Mas a
Rússia tem as cores da vida.
A Rússia é
vermelha e branca.
Carlos Drummond de Andrade em: “Algumas
poesias”, 1930.
Vladimir sobreviveu ao cerco a Leningrado e à fúria
do Fürher, sobretudo ao gás mostarda, estrondos de canhões, sede e fome.
Escapou para Sibéria no meio da guerra, escondido numa delegação de atletas de
basquetebol. Levava na mochila livros e um pequeno busto de Catarina a
namoradeira, retirado da sala âmbar do Castelo Romanov. Voltou. Ressurgiu tísico:
epiderme sobre ponta de osso. Voltou por que as Dachas estavam ao léu e não
havia alimentos. Também por que as montanhas russas eram repletas de
ziguezagues e de ursos famintos oriundos da taiga siberiana. Vladimir deu última
forma...
No bolso apenas um poema de Pushkin e a página
final de "Crime e castigo", assim grifada: “tinha ele [Raskólnikov] o
evangelho debaixo do travesseiro...”. Deixou o busto e aquelas pedras âmbares
para o povo mongol vender como souvenir, assim como as outras 560 páginas do
romance de Dostoievski.
Encenou a volta, porém as cortinas de ferro não
se abriram sobre tapetes vermelhos. Após o cessar-fogo de 900 dias, cores cinza
dos destroços ainda acarpetavam a Nevski e as outras ruas e empoeiravam as
paredes verdejantes do Hermitage. O rio Neva estava toldado. Havia ainda cheiro
de pólvora e zunido de estampidos na memória. Torpedos até hoje estão
pendurados nos domos das igrejas. Um milhão e quinhentos defuntos amontoados no
chão das catedrais ortodoxas – metade de Leningrado. Neste cenário, Vladimir
viveu as últimas noites brancas da velha soviética. Descobriu, conversando com
o sol de verão da meia-noite, já que estrelas não lhe davam trela, que Deus fez
o céu, mas deixou a terra aos homens para controlar o eixo da rotação. Foi o
dia em que a terra parou para Vladimir, enterrado às vésperas da Perestróica,
com Gorbachov empunhando uma das alças de seu ataúde.

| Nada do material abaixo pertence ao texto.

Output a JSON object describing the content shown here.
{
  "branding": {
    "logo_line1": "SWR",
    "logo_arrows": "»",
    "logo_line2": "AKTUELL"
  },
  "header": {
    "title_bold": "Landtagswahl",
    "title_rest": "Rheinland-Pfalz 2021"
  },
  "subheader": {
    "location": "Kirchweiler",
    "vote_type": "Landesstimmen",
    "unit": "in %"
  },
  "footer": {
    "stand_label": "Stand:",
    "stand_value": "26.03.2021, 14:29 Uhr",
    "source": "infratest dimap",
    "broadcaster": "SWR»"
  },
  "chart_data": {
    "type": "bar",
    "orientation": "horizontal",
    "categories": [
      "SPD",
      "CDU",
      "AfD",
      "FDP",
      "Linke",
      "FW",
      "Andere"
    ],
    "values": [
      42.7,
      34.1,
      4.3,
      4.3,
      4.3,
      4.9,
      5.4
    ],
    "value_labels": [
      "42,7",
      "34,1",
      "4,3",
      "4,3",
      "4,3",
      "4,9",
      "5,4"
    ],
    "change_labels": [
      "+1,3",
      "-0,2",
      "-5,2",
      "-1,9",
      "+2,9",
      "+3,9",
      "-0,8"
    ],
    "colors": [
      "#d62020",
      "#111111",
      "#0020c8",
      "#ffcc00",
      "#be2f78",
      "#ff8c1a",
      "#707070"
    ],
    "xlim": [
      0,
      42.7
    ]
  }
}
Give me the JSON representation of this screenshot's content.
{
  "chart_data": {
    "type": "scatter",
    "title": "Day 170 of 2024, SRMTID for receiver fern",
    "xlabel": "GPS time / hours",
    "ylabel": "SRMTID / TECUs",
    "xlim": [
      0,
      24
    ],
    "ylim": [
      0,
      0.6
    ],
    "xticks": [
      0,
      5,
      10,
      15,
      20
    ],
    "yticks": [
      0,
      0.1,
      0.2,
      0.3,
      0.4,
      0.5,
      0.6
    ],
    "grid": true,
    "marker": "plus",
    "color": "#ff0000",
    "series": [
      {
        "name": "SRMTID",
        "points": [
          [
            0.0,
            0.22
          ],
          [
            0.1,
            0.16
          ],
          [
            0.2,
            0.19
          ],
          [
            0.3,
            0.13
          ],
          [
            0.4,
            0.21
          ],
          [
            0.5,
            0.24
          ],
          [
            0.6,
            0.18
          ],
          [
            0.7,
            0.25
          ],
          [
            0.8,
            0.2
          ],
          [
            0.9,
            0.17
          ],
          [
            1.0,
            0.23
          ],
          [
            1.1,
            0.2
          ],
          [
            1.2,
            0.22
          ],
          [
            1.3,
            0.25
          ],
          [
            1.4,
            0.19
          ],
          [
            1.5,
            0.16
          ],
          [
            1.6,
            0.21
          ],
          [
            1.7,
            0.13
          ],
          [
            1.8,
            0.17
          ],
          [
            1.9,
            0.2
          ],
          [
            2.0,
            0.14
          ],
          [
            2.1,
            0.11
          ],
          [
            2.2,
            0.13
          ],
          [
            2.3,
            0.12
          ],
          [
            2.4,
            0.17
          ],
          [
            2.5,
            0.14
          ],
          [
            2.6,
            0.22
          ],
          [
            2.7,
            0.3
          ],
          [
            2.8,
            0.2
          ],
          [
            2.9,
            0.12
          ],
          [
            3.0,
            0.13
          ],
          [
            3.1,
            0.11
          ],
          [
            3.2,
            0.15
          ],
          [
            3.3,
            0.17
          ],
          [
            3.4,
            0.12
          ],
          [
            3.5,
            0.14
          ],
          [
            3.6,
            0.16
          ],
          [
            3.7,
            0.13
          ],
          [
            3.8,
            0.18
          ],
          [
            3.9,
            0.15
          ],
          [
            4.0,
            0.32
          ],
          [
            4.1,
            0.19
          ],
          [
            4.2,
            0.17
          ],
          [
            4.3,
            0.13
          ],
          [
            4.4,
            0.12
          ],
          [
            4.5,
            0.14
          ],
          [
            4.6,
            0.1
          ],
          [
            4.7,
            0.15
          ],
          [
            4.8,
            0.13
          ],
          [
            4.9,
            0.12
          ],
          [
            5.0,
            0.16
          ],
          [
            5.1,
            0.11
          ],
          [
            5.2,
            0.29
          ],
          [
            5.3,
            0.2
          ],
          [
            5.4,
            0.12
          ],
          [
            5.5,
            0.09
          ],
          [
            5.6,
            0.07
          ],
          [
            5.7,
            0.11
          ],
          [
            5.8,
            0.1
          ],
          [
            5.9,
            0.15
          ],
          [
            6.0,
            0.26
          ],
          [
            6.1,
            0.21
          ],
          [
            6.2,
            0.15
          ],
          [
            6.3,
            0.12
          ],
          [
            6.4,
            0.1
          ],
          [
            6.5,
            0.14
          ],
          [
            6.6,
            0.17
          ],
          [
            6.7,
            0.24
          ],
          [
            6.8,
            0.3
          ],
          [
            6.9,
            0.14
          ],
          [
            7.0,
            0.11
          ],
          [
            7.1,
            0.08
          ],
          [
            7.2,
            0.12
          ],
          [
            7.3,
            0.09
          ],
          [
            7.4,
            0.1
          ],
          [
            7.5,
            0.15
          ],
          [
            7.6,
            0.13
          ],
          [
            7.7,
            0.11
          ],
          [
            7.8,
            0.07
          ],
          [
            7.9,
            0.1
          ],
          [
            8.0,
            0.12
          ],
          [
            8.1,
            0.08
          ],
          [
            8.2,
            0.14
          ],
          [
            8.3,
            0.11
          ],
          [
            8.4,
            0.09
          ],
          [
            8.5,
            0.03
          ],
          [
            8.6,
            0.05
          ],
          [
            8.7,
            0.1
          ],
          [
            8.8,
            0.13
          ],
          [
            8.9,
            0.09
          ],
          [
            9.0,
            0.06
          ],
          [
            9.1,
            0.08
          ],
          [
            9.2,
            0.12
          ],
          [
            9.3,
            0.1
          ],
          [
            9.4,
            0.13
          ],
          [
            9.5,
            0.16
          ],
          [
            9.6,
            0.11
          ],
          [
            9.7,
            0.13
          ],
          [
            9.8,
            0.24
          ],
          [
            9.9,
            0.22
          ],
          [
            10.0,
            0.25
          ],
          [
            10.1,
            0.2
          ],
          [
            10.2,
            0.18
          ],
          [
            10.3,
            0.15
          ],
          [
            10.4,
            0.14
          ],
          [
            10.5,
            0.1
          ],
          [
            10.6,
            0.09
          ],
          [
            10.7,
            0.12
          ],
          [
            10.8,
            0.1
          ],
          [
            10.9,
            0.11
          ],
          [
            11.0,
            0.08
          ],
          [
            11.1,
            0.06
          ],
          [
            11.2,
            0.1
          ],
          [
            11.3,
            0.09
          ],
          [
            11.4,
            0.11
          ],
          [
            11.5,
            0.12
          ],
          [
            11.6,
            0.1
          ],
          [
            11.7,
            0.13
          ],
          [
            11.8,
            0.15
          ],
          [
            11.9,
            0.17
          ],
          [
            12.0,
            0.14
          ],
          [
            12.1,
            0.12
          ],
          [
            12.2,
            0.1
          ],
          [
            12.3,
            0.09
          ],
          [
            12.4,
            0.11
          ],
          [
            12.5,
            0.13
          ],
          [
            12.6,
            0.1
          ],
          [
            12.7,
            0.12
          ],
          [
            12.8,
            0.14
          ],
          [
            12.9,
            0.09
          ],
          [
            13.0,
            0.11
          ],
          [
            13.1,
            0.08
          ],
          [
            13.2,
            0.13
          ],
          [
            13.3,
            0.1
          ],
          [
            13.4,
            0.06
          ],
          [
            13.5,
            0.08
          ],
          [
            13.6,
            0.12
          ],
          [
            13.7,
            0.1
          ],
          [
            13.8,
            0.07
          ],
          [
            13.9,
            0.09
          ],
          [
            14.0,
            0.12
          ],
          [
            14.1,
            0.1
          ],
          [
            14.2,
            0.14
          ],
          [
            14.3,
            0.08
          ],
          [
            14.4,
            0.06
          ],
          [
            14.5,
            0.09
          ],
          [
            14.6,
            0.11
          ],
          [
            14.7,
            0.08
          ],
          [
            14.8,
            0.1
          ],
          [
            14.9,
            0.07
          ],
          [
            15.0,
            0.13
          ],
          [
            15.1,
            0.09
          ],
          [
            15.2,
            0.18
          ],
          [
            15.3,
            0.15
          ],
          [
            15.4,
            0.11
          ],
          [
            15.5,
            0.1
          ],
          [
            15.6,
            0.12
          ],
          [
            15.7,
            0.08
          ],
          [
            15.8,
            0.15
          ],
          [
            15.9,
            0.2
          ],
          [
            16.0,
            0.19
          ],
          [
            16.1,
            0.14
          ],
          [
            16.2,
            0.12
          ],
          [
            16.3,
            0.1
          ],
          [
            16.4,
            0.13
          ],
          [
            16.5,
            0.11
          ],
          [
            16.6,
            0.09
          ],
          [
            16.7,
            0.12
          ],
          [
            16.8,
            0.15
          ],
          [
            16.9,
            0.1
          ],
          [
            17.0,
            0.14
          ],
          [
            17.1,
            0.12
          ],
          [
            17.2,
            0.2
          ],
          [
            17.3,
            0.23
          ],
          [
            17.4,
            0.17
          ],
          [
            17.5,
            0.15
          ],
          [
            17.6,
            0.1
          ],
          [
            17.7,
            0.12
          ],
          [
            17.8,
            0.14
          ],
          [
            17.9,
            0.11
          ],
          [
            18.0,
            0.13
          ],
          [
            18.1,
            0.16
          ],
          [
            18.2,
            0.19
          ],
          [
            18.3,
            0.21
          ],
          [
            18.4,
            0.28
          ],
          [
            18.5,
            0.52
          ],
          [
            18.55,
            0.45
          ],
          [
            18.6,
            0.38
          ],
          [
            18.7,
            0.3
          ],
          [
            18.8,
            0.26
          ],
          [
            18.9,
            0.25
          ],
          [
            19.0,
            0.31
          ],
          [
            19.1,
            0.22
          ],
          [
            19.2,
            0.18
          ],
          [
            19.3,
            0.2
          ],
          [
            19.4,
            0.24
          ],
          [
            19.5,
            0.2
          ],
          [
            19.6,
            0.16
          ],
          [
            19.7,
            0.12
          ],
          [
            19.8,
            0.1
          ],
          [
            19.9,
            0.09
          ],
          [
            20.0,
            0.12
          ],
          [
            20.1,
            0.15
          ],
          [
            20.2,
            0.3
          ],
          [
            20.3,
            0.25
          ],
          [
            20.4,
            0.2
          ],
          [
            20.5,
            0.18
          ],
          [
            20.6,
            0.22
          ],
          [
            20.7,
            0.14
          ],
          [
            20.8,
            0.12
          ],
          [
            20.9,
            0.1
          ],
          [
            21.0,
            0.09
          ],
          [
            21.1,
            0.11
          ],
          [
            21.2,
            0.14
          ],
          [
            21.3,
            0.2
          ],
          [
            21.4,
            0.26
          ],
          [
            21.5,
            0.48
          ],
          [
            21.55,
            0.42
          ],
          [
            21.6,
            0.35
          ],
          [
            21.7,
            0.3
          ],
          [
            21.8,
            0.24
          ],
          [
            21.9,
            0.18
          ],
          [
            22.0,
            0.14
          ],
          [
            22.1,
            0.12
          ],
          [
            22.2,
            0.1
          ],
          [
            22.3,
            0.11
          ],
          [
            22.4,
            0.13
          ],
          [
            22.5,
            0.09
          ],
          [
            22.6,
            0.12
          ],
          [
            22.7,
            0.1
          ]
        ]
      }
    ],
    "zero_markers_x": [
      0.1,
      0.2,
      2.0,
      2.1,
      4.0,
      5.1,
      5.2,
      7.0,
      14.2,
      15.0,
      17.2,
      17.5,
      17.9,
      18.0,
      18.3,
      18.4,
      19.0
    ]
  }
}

Natasha, a neta e também nossa guia, e Putin, o
KGB disfarçado de Pedro o Grande, não creem, mas todo nove de maio,
dia de parada militar, o vozinho abandona o túmulo, bota o coturno, veste-se de
marinha, dá uma talagada na Vodca, vai para calçada, balança a cadeira e cospe
no cós da farda de Stálin. No estalo da ejeção exorciza o Nazismo e todo o
imperialismo da dinastia Romanov. Lênin, que desnomeou Petersburgo, fecha o olho
direito e com o esquerdo espia a cusparada; Gorbachov puxa o lenço vermelho que
macula a fronte e tenta enxugar a baba. O manifesto do vô limpa o sangue rútilo
do pequeno Báltico e abre a fronteira do sonho capitalista.
Ao fim do desfile o vozinho despede-se da família
e volta ao sepulcro. Deita-se e tenta adormecer, mas alguém o alfineta na
altura das costelas. É Rasputin:
-
Como está nossa Petersburgo czarina?
-
Muita labuta. A foice e o martelo deram vez à maçã do iPutin, esse xará que se
diz o grande filho da luta.
Vladimir vozinho cala-se e cerra as fendas
palpebrais; Rasputin volta ao leito e adormece. Natasha enxuga as próprias lágrimas
que escorrem na solidão dos dois destinos e entoa o poema de Pushkin, que
vozinho guardara no bolso: “Mas a guerra é pior que a morte, e temo que te desfaça o encanto fino
do porte e a tua lânguida graça”.
Há sempre a esperança que nasçam tulipas amarelas
do chão onde se faz a guerra, o sangue se enterra e a selvageria se encerra.